I’ve been facilitating a TED-ED Club for the last five weeks, and maybe you’re asking yourself, what is a TED-Ed Club? You can read more about it here, but in short, a TED-Ed Club is a group of students working on sharing their own big ideas with the world. They can share their ideas any way they like – a traditional TED Talk, animation, documentary-style, etc. They are encouraged to express their ideas in whatever way they deem best. My club meets weekly to discuss their own ideas, share their thoughts on their peers’ developing presentations, watch and dissect TED Talks and connect with other clubs around the world. It’s that last point that my club members have really latched onto – they are absolutely enamored with Tweeting at other clubs and organizing video-chats. Who knew?
The structure of the club is kind of open-ended, and that’s partially what drew me to apply as a facilitator. I also get sick of being seen as the “tech guy” around my school, and one of the draws of working with a TED Club is that it’s not a tech club. It’s a club where students are encouraged to follow their own passions and are afforded opportunities to connect with the wider world. Their ideas matter, and I knew that I would get some students involved that might not have concrete outlets for their big ideas. TED allows students the avenues to express the ideas they really care about. Some of my club members’ ideas include equality of individuals with disabilities, grammar awareness, promoting healthier eating and individualizing education. It’s an awesome array of ideas, and I can’t wait to watch their presentations develop!

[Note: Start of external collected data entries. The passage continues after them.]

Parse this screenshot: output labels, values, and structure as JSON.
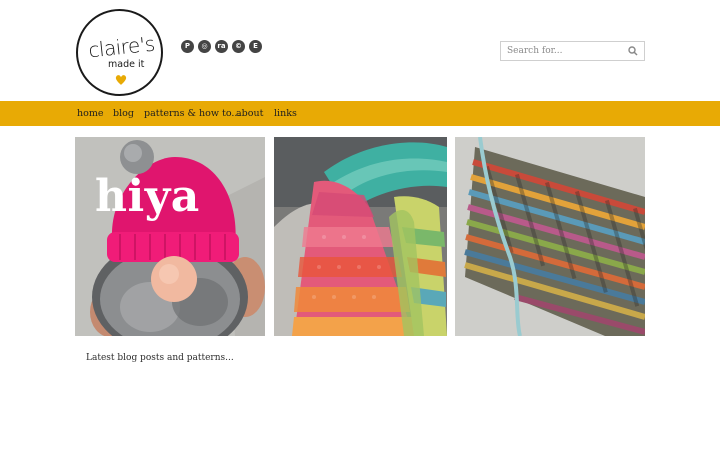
{
  "logo": {
    "main": "claire's",
    "sub": "made it",
    "heart_color": "#e8aa05"
  },
  "socials": [
    {
      "name": "pinterest-icon",
      "glyph": "P"
    },
    {
      "name": "instagram-icon",
      "glyph": "◎"
    },
    {
      "name": "ravelry-icon",
      "glyph": "ra"
    },
    {
      "name": "copyright-icon",
      "glyph": "©"
    },
    {
      "name": "etsy-icon",
      "glyph": "E"
    }
  ],
  "search": {
    "placeholder": "Search for..."
  },
  "nav": {
    "items": [
      {
        "label": "home"
      },
      {
        "label": "blog"
      },
      {
        "label": "patterns & how to..."
      },
      {
        "label": "about"
      },
      {
        "label": "links"
      }
    ],
    "background": "#e8aa05"
  },
  "featured": {
    "overlay_text": "hiya"
  },
  "latest": {
    "text": "Latest blog posts and patterns..."
  }
}
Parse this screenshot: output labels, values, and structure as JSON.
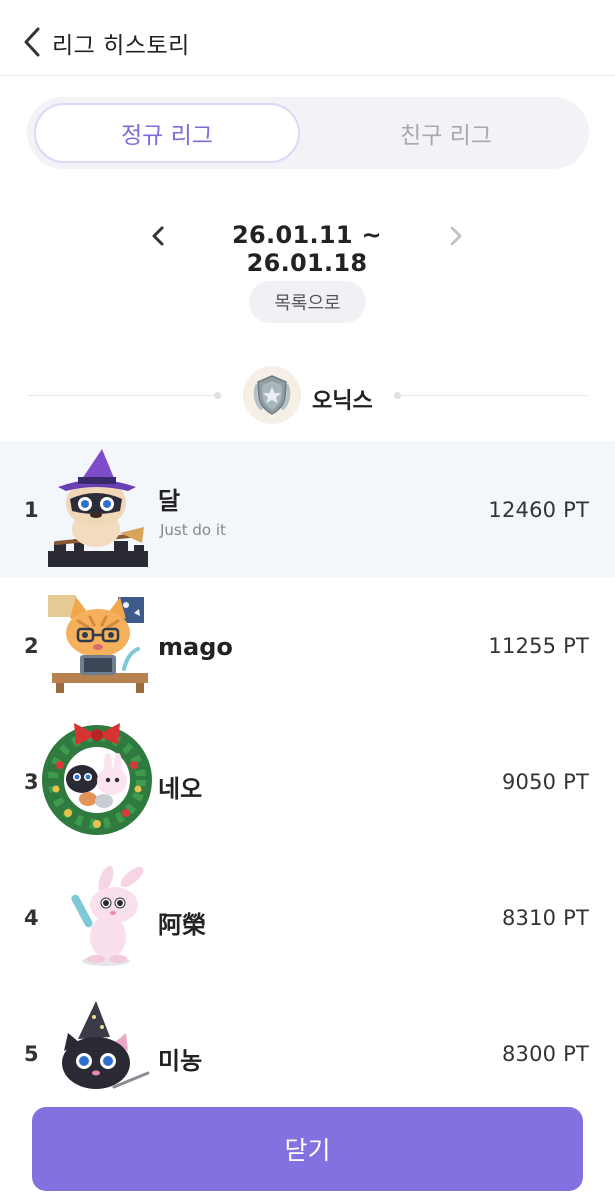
{
  "header": {
    "title": "리그 히스토리",
    "back_icon": "chevron-left-icon"
  },
  "tabs": [
    {
      "label": "정규 리그",
      "active": true
    },
    {
      "label": "친구 리그",
      "active": false
    }
  ],
  "week": {
    "range": "26.01.11 ~ 26.01.18",
    "prev_icon": "chevron-left-icon",
    "next_icon": "chevron-right-icon"
  },
  "list_button": "목록으로",
  "tier": {
    "name": "오닉스",
    "badge_icon": "onyx-shield-badge-icon"
  },
  "rankings": [
    {
      "rank": "1",
      "name": "달",
      "motto": "Just do it",
      "points": "12460 PT",
      "avatar": "witch-raccoon-avatar",
      "highlighted": true
    },
    {
      "rank": "2",
      "name": "mago",
      "motto": "",
      "points": "11255 PT",
      "avatar": "cat-desk-avatar",
      "highlighted": false
    },
    {
      "rank": "3",
      "name": "네오",
      "motto": "",
      "points": "9050 PT",
      "avatar": "christmas-wreath-avatar",
      "highlighted": false
    },
    {
      "rank": "4",
      "name": "阿榮",
      "motto": "",
      "points": "8310 PT",
      "avatar": "pink-rabbit-avatar",
      "highlighted": false
    },
    {
      "rank": "5",
      "name": "미농",
      "motto": "",
      "points": "8300 PT",
      "avatar": "wizard-cat-avatar",
      "highlighted": false
    }
  ],
  "close_button": "닫기",
  "colors": {
    "accent": "#8272e0",
    "active_tab_text": "#7c6dd8",
    "highlight_row": "#f3f6fb"
  }
}
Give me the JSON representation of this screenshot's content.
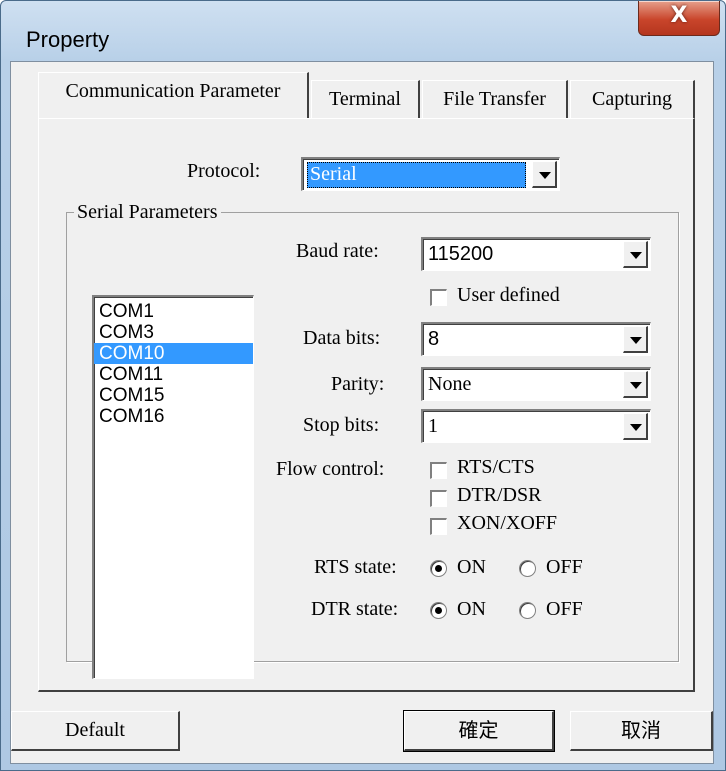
{
  "window": {
    "title": "Property",
    "close_glyph": "X"
  },
  "tabs": [
    "Communication Parameter",
    "Terminal",
    "File Transfer",
    "Capturing"
  ],
  "protocol": {
    "label": "Protocol:",
    "value": "Serial"
  },
  "serial": {
    "group_title": "Serial Parameters",
    "ports": [
      "COM1",
      "COM3",
      "COM10",
      "COM11",
      "COM15",
      "COM16"
    ],
    "selected_port": "COM10",
    "baud": {
      "label": "Baud rate:",
      "value": "115200"
    },
    "user_defined": {
      "label": "User defined",
      "checked": false
    },
    "data_bits": {
      "label": "Data bits:",
      "value": "8"
    },
    "parity": {
      "label": "Parity:",
      "value": "None"
    },
    "stop_bits": {
      "label": "Stop bits:",
      "value": "1"
    },
    "flow": {
      "label": "Flow control:",
      "options": [
        "RTS/CTS",
        "DTR/DSR",
        "XON/XOFF"
      ]
    },
    "rts": {
      "label": "RTS state:",
      "on": "ON",
      "off": "OFF",
      "value": "ON"
    },
    "dtr": {
      "label": "DTR state:",
      "on": "ON",
      "off": "OFF",
      "value": "ON"
    }
  },
  "buttons": {
    "default": "Default",
    "ok": "確定",
    "cancel": "取消"
  }
}
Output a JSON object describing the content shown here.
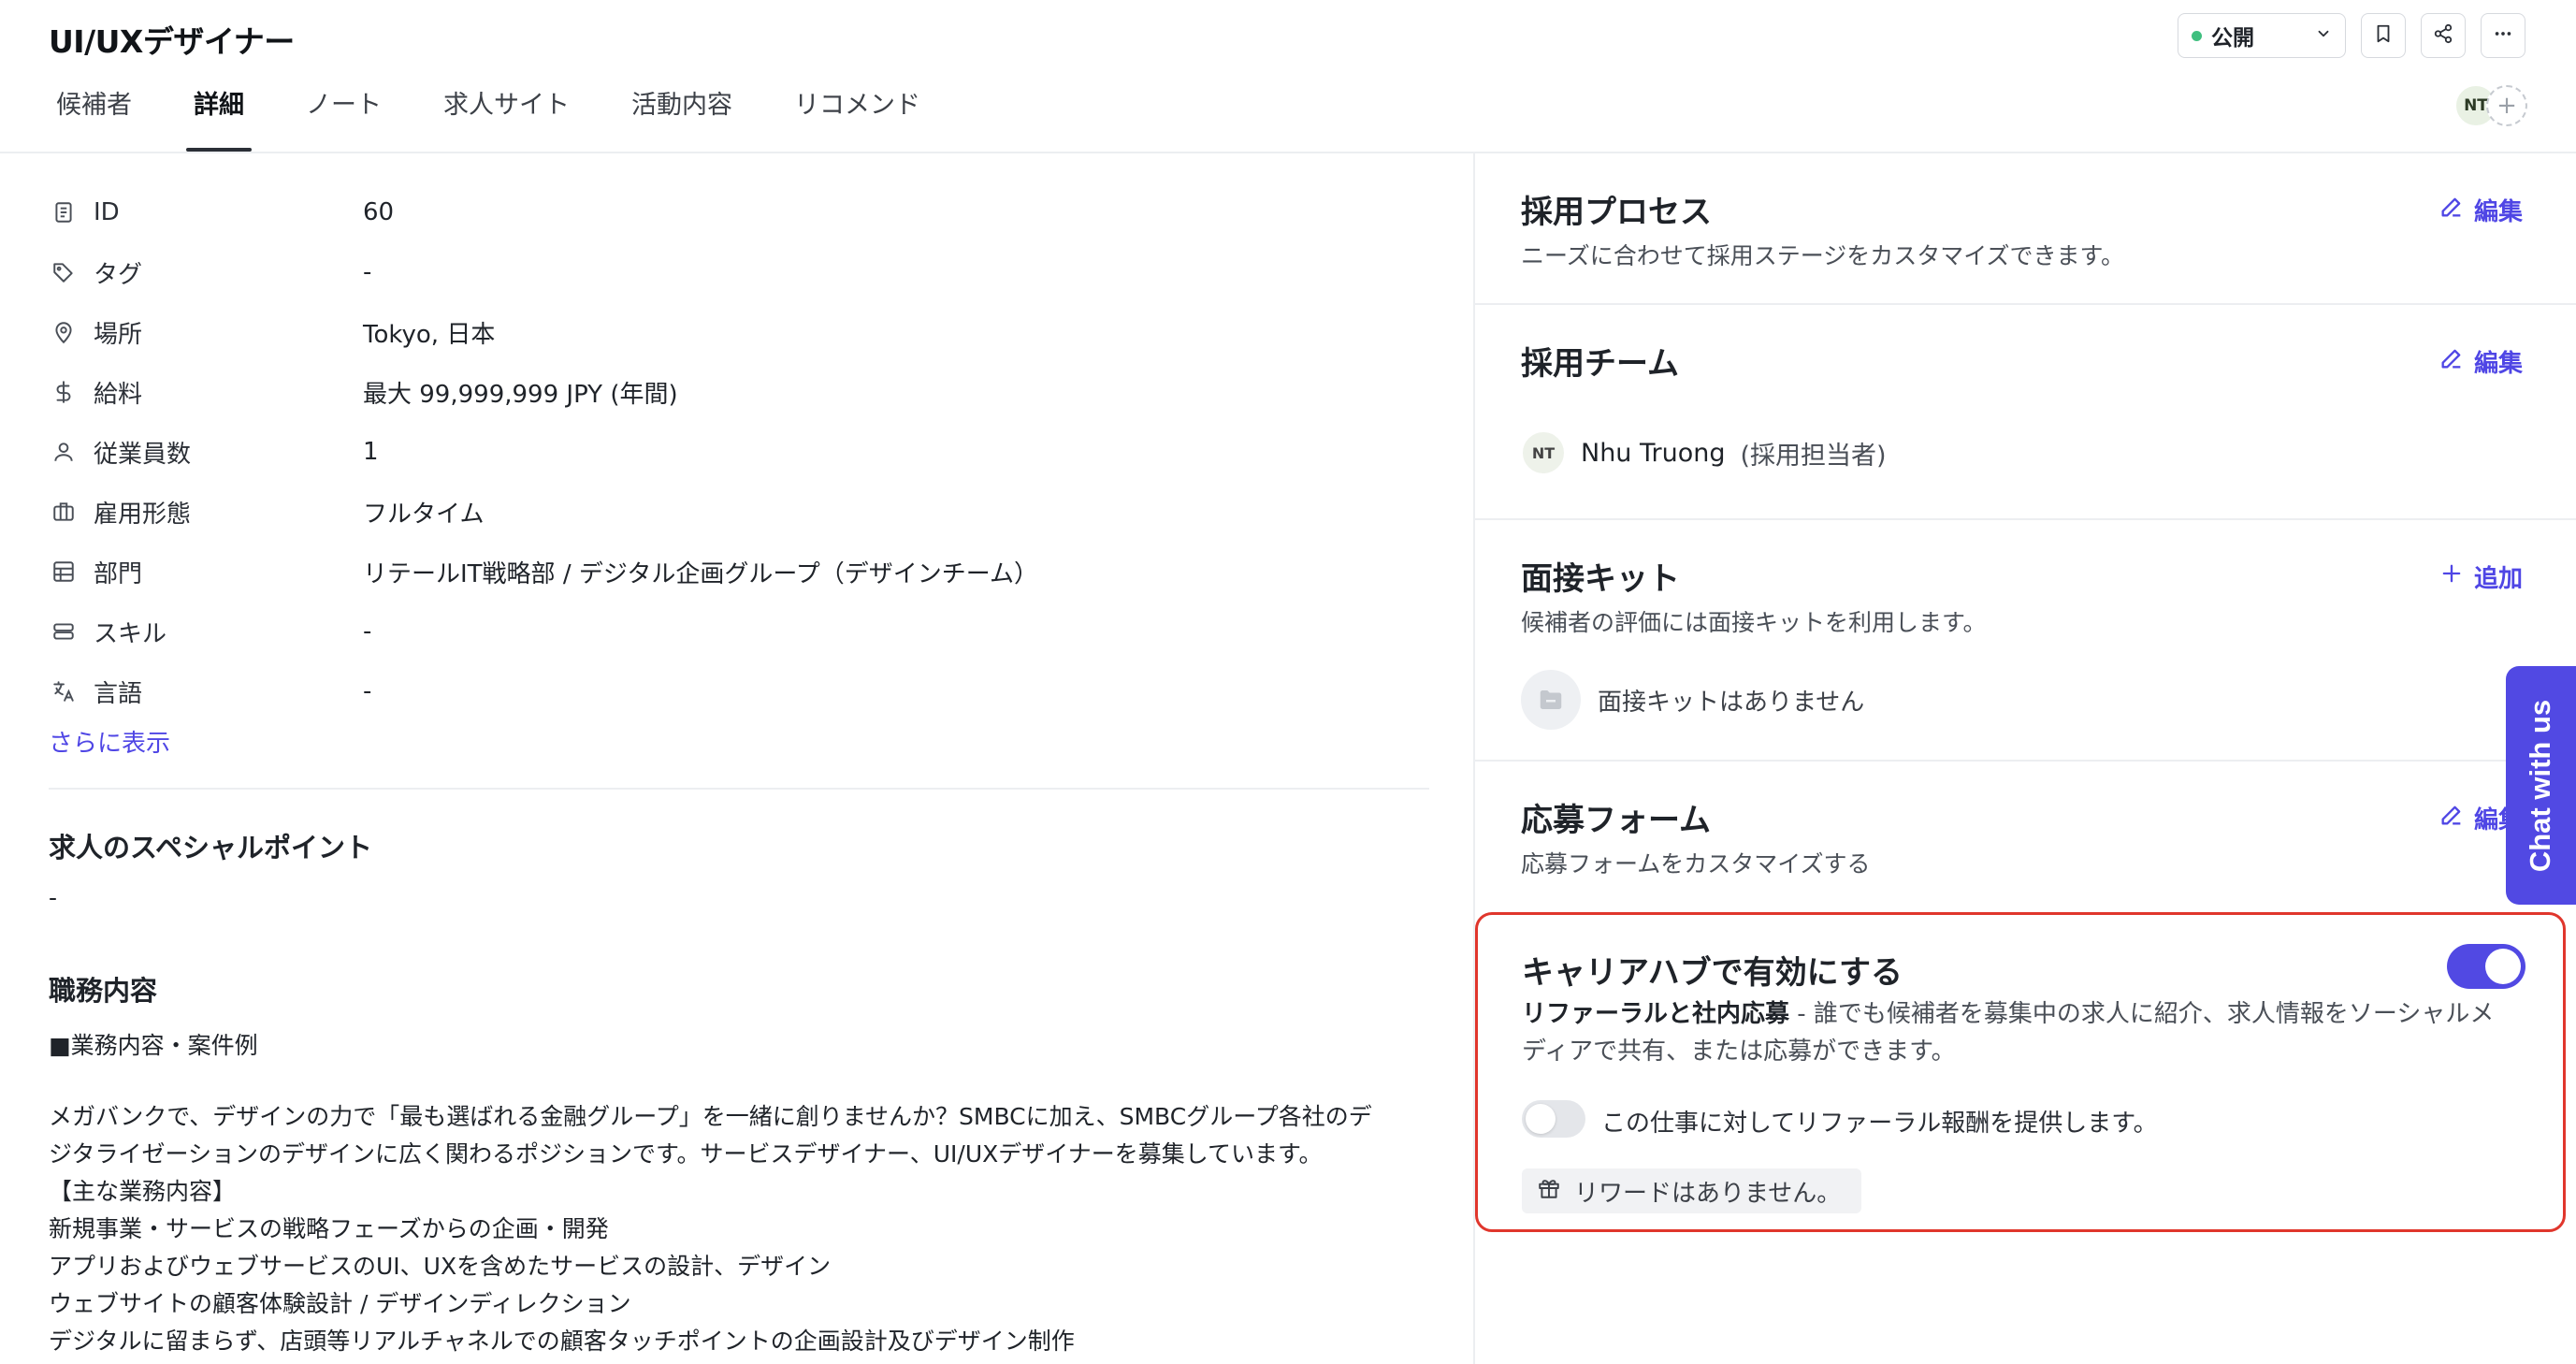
{
  "header": {
    "title": "UI/UXデザイナー",
    "status": "公開",
    "tabs": [
      {
        "label": "候補者"
      },
      {
        "label": "詳細",
        "active": true
      },
      {
        "label": "ノート"
      },
      {
        "label": "求人サイト"
      },
      {
        "label": "活動内容"
      },
      {
        "label": "リコメンド"
      }
    ],
    "avatar_initials": "NT"
  },
  "details": {
    "fields": [
      {
        "icon": "id-card-icon",
        "label": "ID",
        "value": "60"
      },
      {
        "icon": "tag-icon",
        "label": "タグ",
        "value": "-"
      },
      {
        "icon": "location-pin-icon",
        "label": "場所",
        "value": "Tokyo, 日本"
      },
      {
        "icon": "dollar-icon",
        "label": "給料",
        "value": "最大 99,999,999 JPY (年間)"
      },
      {
        "icon": "user-icon",
        "label": "従業員数",
        "value": "1"
      },
      {
        "icon": "briefcase-icon",
        "label": "雇用形態",
        "value": "フルタイム"
      },
      {
        "icon": "table-icon",
        "label": "部門",
        "value": "リテールIT戦略部 / デジタル企画グループ（デザインチーム）"
      },
      {
        "icon": "skill-icon",
        "label": "スキル",
        "value": "-"
      },
      {
        "icon": "translate-icon",
        "label": "言語",
        "value": "-"
      }
    ],
    "show_more": "さらに表示",
    "special_points_title": "求人のスペシャルポイント",
    "special_points_value": "-",
    "duties_title": "職務内容",
    "duties_lines": [
      "■業務内容・案件例",
      "メガバンクで、デザインの力で「最も選ばれる金融グループ」を一緒に創りませんか？SMBCに加え、SMBCグループ各社のデ",
      "ジタライゼーションのデザインに広く関わるポジションです。サービスデザイナー、UI/UXデザイナーを募集しています。",
      "【主な業務内容】",
      "新規事業・サービスの戦略フェーズからの企画・開発",
      "アプリおよびウェブサービスのUI、UXを含めたサービスの設計、デザイン",
      "ウェブサイトの顧客体験設計 / デザインディレクション",
      "デジタルに留まらず、店頭等リアルチャネルでの顧客タッチポイントの企画設計及びデザイン制作"
    ]
  },
  "process": {
    "title": "採用プロセス",
    "subtitle": "ニーズに合わせて採用ステージをカスタマイズできます。",
    "action": "編集"
  },
  "team": {
    "title": "採用チーム",
    "action": "編集",
    "member_initials": "NT",
    "member_name": "Nhu Truong",
    "member_role": "(採用担当者)"
  },
  "interview_kit": {
    "title": "面接キット",
    "subtitle": "候補者の評価には面接キットを利用します。",
    "action": "追加",
    "empty": "面接キットはありません"
  },
  "application_form": {
    "title": "応募フォーム",
    "subtitle": "応募フォームをカスタマイズする",
    "action": "編集"
  },
  "career_hub": {
    "title": "キャリアハブで有効にする",
    "enabled": true,
    "desc_bold": "リファーラルと社内応募",
    "desc_rest": " - 誰でも候補者を募集中の求人に紹介、求人情報をソーシャルメディアで共有、または応募ができます。",
    "referral_toggle_on": false,
    "referral_label": "この仕事に対してリファーラル報酬を提供します。",
    "reward_empty": "リワードはありません。"
  },
  "chat_tab": "Chat with us",
  "colors": {
    "accent": "#5149e3",
    "link": "#4f46e5",
    "highlight_border": "#e0362c",
    "status_dot": "#3fbf7f"
  }
}
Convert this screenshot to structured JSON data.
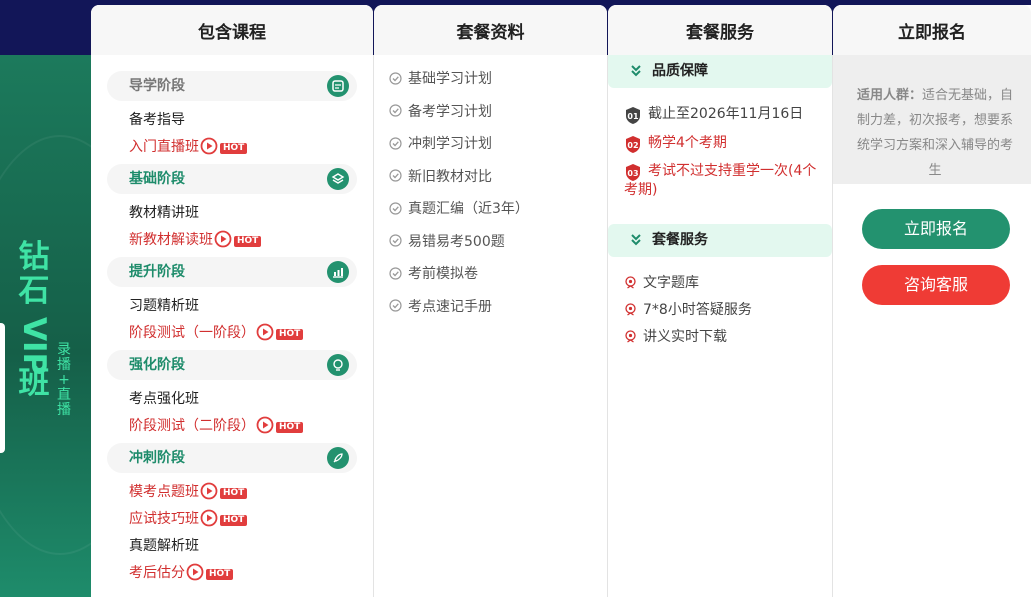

As I said in the beginning of the post, my club loves connecting with other countries and learning about their cultures and their own big ideas. The funniest moment had to be when we asked French students, “How do you picture the stereotypical American?” Their answer?
And likes McDonalds.
The French students even knew that the first McDonalds was in Des Plaines, and they were EXCITED that we were so physically close. My club members had no idea.